Three Tips For YouTubers Selecting Talent Agents

Selecting Talent Agents

Over the years, InfluenceLogic has worked with hundreds of talent agents negotiating deals for our brand clients. We have worked with great agents and bad agents. Good agents help find mutually beneficial, long-lasting solutions. Bad agents end up losing their influencer clients’ money. Here are three tips for creators considering hiring a talent agent to help with influencer marketing sponsorship management. 

1. Start Searching When Deal Negotiations Begin to Inhibit Your Ability To Create

The first tip for creators: do not start searching too soon for a talent agent. Great talent agents want to work with creators with meaningful audience size and engagement metrics. If you start your search too soon in your career, you’ll find that only second-tier agents will take your call. So be careful not to jump the gun and enter into a contract with an unproven agent. While there isn’t a perfect view metric, I would suggest starting your search when you are exceeding at least 20,000 views a video. Moreover, don’t start your search until deal negotiations with brands are coming in so frequently that they begin to inhibit your ability to create new content. Your job is to create content. The talent agent’s job is to help you monetize that content with great partnership development. Before you give up managing your brand relationships, be sure adding a talent agent is critical to freeing up time to create content. 

2. Ask Creator Friends If Their Agents Get Them Single Deals or Multi-Video Deals

The best source of talent agent introductions will come from your friends in the industry. I would be highly skeptical of a random outbound email from a talent agency. Instead, ask your friends in the space who they know, like, and trust. From there, ask them this qualifying question: does your agent get you many single video deals with brands? Or do you find that your agent is helping you to get multi-video deals? As a media buyer, I find that 90% of talent agents will do a single video deal with me and then never ask me if I’d like to buy more videos with that same creator. That frustrates me because it indicates that the talent manager has no concept of building lasting relationships with brands.
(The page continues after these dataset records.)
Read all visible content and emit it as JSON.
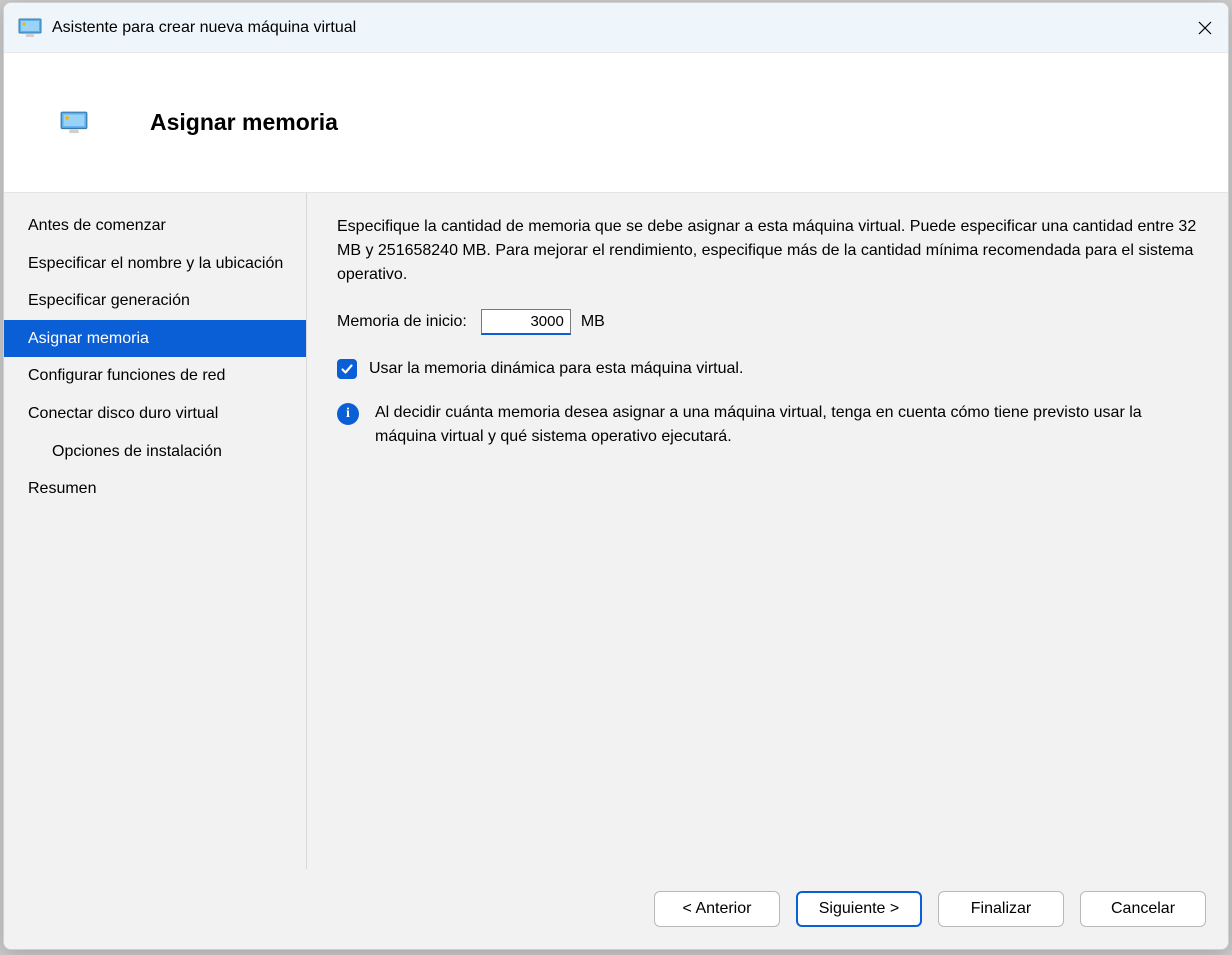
{
  "window": {
    "title": "Asistente para crear nueva máquina virtual"
  },
  "header": {
    "title": "Asignar memoria"
  },
  "sidebar": {
    "items": [
      {
        "label": "Antes de comenzar",
        "indent": false,
        "active": false
      },
      {
        "label": "Especificar el nombre y la ubicación",
        "indent": false,
        "active": false
      },
      {
        "label": "Especificar generación",
        "indent": false,
        "active": false
      },
      {
        "label": "Asignar memoria",
        "indent": false,
        "active": true
      },
      {
        "label": "Configurar funciones de red",
        "indent": false,
        "active": false
      },
      {
        "label": "Conectar disco duro virtual",
        "indent": false,
        "active": false
      },
      {
        "label": "Opciones de instalación",
        "indent": true,
        "active": false
      },
      {
        "label": "Resumen",
        "indent": false,
        "active": false
      }
    ]
  },
  "content": {
    "description": "Especifique la cantidad de memoria que se debe asignar a esta máquina virtual. Puede especificar una cantidad entre 32 MB y 251658240 MB. Para mejorar el rendimiento, especifique más de la cantidad mínima recomendada para el sistema operativo.",
    "memory_label": "Memoria de inicio:",
    "memory_value": "3000",
    "memory_unit": "MB",
    "dynamic_checked": true,
    "dynamic_label": "Usar la memoria dinámica para esta máquina virtual.",
    "info_text": "Al decidir cuánta memoria desea asignar a una máquina virtual, tenga en cuenta cómo tiene previsto usar la máquina virtual y qué sistema operativo ejecutará."
  },
  "footer": {
    "previous": "< Anterior",
    "next": "Siguiente >",
    "finish": "Finalizar",
    "cancel": "Cancelar"
  }
}
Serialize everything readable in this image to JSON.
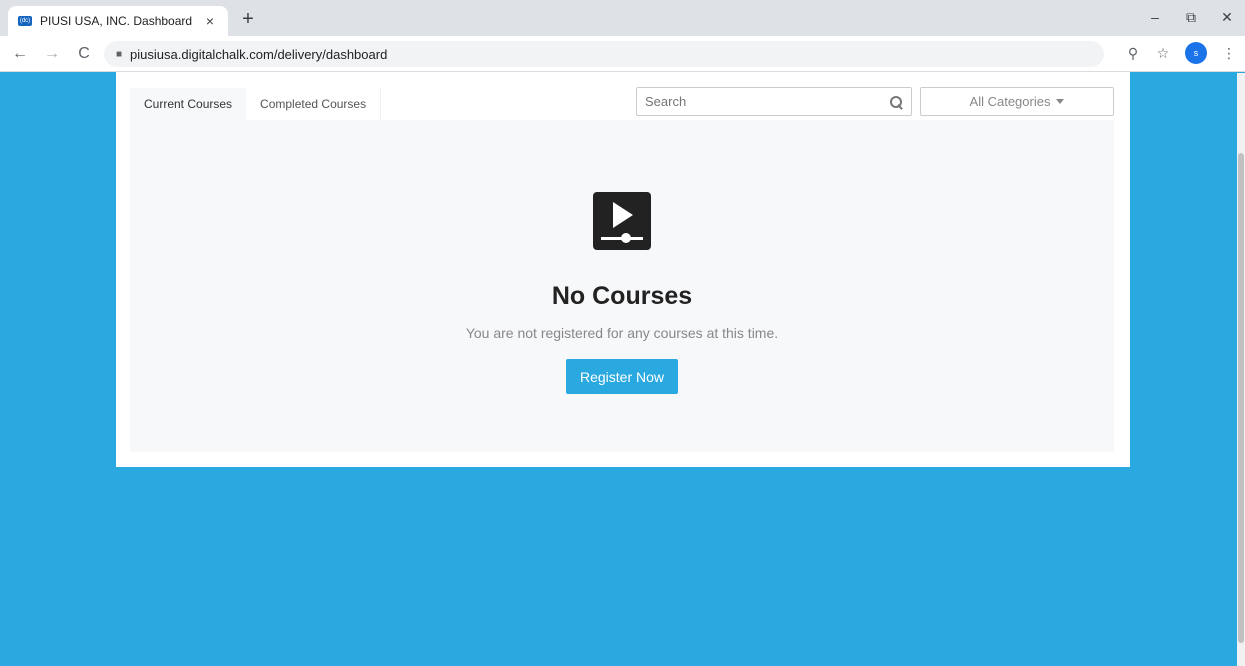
{
  "browser": {
    "tab_title": "PIUSI USA, INC. Dashboard",
    "favicon_text": "(dc)",
    "url": "piusiusa.digitalchalk.com/delivery/dashboard",
    "profile_initial": "s",
    "icons": {
      "back": "←",
      "forward": "→",
      "reload": "C",
      "new_tab": "+",
      "close_tab": "×",
      "minimize": "–",
      "restore": "⧉",
      "close_window": "✕",
      "key": "key-icon",
      "star": "☆",
      "menu": "⋮"
    }
  },
  "dashboard": {
    "tabs": [
      {
        "label": "Current Courses",
        "active": true
      },
      {
        "label": "Completed Courses",
        "active": false
      }
    ],
    "search": {
      "placeholder": "Search"
    },
    "categories": {
      "selected": "All Categories"
    },
    "empty_state": {
      "title": "No Courses",
      "message": "You are not registered for any courses at this time.",
      "button_label": "Register Now"
    }
  },
  "colors": {
    "background": "#2aa9e0",
    "accent": "#2aa9e0",
    "panel": "#f7f8fa"
  }
}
Before you go with your friends’ agents, make sure they are agents that think long-term. 

3. Ask Creator Friends If Agents Source New Deals Or Simply Manage Their Inbox

Along those same lines, I find that many talent agents just manage inbound requests from brands on creators’ behalves. I find that approach to be lazy, and I also find that the 10-15% cut the agent takes is too high for this type of agent. Instead, ask your friends if their talent agent is often searching out for new brand partnerships and reaching out on their behalf. In short, brands do not know ever creator out there. They will do their best to find aligned creators to do a deal, but it might take them years to find your channel. As a media buyer, I love when agents reach out to me and share thoughtful ideas about their talent that might work with the brands we represent. It shows they care, making me feel more confident about buying videos with them.